Measuring the impact of impact investors

Measuring the impact of impact investors

Impact -investing remains a niche, even within ESG investing. However, investors want to pay more attention to it, because it produces attractive results.

What distinguishes the impact of investors from both conventional and ESG investors is their search for positive triple bottom lines. Instead of looking for investments that are good for the company in which they invest and make money for them as investors, impact investments must also be an advantage for the communities where the investments are made. The classic example is the financing of a private hospital in a national or underdeveloped region. Although the hospital is a company with a profit motive and the investor tries to generate a return on their investment, the hospital itself offers considerable benefits for the local community.

A common criticism of impact investing is that, by concentrating on the triple bottom line, it can reduce the efficiency for investors in comparison with conventional investments. A new study of Josh Lerner, Markus Lithell and Gordon Phillips Show that, at least in the case of risk capital investments, that is not the case.

They collect the data from 7,300 private companies in the US. Of these 700 companies, investments from Impact Venture Funds, 2,000 received financing from conventional venture capital funds and another 3,600 companies acted as a control group to adapt to size, region, industry, etc.

As soon as they received the data from the companies, they could use microdata from the US Census Bureau that matches every employer with the employees working for getting the location, ethnicity, age, years of education, the profitability of the company itself and other crucial data. Finally, the Census Bureau also maintains average salary data for each company, although not individual salaries.

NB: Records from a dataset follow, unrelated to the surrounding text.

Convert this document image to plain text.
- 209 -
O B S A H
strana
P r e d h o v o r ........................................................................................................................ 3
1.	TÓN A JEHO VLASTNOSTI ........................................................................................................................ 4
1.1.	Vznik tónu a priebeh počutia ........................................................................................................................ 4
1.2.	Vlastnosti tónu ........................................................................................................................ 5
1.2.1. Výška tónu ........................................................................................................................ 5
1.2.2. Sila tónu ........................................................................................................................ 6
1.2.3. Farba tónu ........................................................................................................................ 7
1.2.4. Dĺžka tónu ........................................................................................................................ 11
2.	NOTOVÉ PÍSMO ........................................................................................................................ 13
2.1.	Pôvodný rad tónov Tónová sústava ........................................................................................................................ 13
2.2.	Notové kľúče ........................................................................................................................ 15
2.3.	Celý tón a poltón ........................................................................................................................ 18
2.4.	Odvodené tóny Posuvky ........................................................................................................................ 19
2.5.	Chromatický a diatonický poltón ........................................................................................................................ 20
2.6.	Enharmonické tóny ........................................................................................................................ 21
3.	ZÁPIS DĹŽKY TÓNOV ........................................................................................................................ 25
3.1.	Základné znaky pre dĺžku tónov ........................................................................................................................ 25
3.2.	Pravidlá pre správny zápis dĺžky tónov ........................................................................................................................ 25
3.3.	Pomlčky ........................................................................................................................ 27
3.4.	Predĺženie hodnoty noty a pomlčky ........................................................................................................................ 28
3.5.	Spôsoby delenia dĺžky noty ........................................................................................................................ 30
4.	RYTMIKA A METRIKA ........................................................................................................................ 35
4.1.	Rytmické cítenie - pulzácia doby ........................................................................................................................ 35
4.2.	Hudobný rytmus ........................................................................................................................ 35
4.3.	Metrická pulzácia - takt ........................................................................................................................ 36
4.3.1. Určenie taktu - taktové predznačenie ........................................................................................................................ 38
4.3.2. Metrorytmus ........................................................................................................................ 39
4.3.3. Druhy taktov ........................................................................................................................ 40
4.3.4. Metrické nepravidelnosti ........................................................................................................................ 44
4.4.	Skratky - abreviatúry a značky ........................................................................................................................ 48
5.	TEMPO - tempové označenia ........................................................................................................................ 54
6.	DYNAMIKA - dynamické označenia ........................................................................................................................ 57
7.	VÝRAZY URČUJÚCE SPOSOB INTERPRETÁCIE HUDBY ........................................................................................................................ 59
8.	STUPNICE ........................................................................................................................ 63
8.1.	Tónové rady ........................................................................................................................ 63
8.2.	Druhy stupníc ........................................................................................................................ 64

Ultimately, the researchers had data for about half a million American employees with these 7,300 private companies between 1992 and 2021.

In short, the graphs below illustrate the difference in profitability between companies that receive impact investment financing and small companies with similar characteristics that do not receive external financing. The graphs are normalized so that year 0 is the year that the company receives external financing. In general, companies that receive impact investment financing receive their income and profit faster than corresponding control companies. Although there is no statistical difference between companies that receive impact finance in the four years earlier, approximately one to two years later, Impact with investors funded companies have considerably larger income and profit growth.

Interestingly, this seems to be particularly driven by faster growth of both productivity (turnover per employee) and the profitability of employees (income divided by wages). But there is also some acceleration in average employee wage (as it should be if employees generate more income per employee).

Profitability of companies funded by impact investors

Source: Lerner et al. (2025)

This shows that impact investors really improve the working conditions and profitability of the companies in which they invest. What is more, impact funds tend to invest much more in economically disadvantaged regions of the US and to accept more women and people with a lower level of education than companies supported by conventional risk capital. This in itself offers an advantage for the regions in the US that need the most.

But do they do better for investors than conventional risk capital?

Comparison of the results for companies receiving financing from impact investors versus conventional risk capital funds, they believe that companies receiving financing of traditional risk capital increase faster, but increase in profitability and productivity supported by impact investors, do not differ from those in companies supported. That is why impact investment in the risk capital space does not seem to cost investors, but offers benefits for the communities in which these impact funds invest.